Al volverse hacia mí, el rostro del escultor no tenía nada de humano.
—¡Wimsey! —exclamó—. ¿Qué diablos estás haciendo aquí?
—He venido a decirte que estoy enterado de todo —dije, mostrándole mi pistola automática.
Loder lanzó un alarido y se volvió hacia el cuadro de mandos. Apagó la luz, de forma que yo no pudiera apuntarle. Le oí saltar hacia mí y luego, en la oscuridad se oyó un estrépito y un ruido de chapoteo. Después, un alarido como yo nunca había escuchado antes —ni siquiera en cinco años de guerra—, y nunca quisiera volver a escuchar.
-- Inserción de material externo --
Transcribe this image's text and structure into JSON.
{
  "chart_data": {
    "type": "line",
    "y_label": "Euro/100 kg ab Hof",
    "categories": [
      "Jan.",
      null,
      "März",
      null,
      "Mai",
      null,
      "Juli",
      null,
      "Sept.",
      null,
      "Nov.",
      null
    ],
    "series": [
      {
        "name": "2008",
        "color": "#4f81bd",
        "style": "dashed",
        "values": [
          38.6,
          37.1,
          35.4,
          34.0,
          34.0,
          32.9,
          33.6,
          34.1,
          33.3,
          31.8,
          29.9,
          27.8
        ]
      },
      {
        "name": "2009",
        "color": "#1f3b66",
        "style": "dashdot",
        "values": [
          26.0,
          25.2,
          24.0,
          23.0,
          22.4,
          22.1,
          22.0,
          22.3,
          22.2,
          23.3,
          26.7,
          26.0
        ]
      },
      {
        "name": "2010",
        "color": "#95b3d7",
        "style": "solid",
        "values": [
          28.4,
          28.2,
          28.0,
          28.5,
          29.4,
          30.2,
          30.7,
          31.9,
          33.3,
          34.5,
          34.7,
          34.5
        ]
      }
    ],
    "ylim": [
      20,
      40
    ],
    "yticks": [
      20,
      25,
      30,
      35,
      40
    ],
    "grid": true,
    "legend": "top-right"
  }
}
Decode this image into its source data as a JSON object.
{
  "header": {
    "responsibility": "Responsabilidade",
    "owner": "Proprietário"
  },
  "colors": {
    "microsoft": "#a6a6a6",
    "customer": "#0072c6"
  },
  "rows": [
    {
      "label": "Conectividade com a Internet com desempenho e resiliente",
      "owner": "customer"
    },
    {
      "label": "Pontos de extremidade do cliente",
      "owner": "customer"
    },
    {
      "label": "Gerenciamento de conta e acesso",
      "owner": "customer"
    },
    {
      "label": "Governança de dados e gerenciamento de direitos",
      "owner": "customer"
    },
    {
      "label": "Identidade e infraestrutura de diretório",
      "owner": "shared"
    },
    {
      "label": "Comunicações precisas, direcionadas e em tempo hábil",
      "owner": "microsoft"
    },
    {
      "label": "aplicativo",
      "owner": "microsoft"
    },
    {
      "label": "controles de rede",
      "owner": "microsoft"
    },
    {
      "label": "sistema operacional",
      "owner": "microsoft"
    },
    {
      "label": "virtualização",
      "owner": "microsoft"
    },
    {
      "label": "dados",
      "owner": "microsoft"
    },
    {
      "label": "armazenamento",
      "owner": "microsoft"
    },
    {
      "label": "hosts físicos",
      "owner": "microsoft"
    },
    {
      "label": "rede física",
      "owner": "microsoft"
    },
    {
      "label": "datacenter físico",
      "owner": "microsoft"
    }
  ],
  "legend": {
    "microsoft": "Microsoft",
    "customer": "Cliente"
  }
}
A tientas, me dirigí al cuadro de mandos. Como es lógico, antes de encontrar la luz toqué un montón de interruptores, pero al fin conseguí encender la gran lámpara que colgaba sobre el tanque. Loder estaba allí dentro. Su cuerpo aún se mecía suavemente en el interior del líquido. Como saben, el cianuro es uno de los venenos más rápidos y dolorosos. Antes de que yo pudiera hacer nada, comprendí que Loder había muerto por asfixia y por envenenamiento. El rollo de alambre que tenía entre las manos había caído en el tanque con él. Sin pararme a pensar, toqué el líquido y recibí una descarga que me hizo tambalear.
Entonces comprendí que, mientras buscaba el interruptor de la luz, debía de haber conectado la corriente. Volví a mirar el interior del depósito. Al caer, las manos de Loder se habían aferrado al alambre. La bobina estaba pegada a sus dedos y la corriente iba depositando metódicamente una película de cobre sobre sus manos, ennegrecidas por grafito.
Tuve el suficiente sentido común para comprender que Loder estaba muerto y que yo me vería en aprietos si la cosa trascendía ya que era cierto que yo había bajado al taller para amenazar a Loder con una pistola. Registré el cuarto hasta encontrar un soldador y un martillo. Luego me dirigí escaleras arriba y llamé a Bun-ter, el cual había recorrido sus dieciséis kilómetros en un tiempo record. Fuimos al salón de fumar y soldamos lo mejor que pudimos el brazo de aquella maldita figura. Luego volvimos a bajar las herramientas al taller. Limpiamos todas las huellas dactilares y borramos hasta el último indicio de nuestra presencia. Dejamos la luz y el tablero de mandos tal como estaban y volvimos a Nueva York dando un enorme rodeo. Lo único que nos llevamos fue el facsímil del sello consular, que, aquella misma tarde, tiramos al río.
A la mañana siguiente, el mayordomo encontró el cuerpo de Loder. En los periódicos leímos que el escultor había caído en el tanque mientras realizaba ciertos experimentos galvanoplásticos. Lo que más se comentaba era el horrible hecho de que las manos del cadáver tenían sobre ellas una espesa capa de cobre. Y como era imposible limpiarlas de esa película metálica sin recurrir a una irreverente violencia, Loder fue enterrado tal cual. Y eso es todo. ¿Puedo tomarme ahora mi whisky con soda?
—¿Qué ocurrió en el diván? —preguntó Smith Hartington.
—Cuando se hizo la venta de los bienes de Loder, lo compré —explicó Wimsey—. Luego acudí a un viejo sacerdote católico que conocía y le conté toda la historia bajo promesa de estricto secreto. El hombre era muy sensible y comprensivo, así que una noche de luna, Bunter y yo llevamos en coche el objeto hasta la pequeña iglesia del sacerdote, a pocos kilómetros de la ciudad, y le dimos cristiana sepultura en una esquina del cementerio. Era lo mejor que podía hacerse".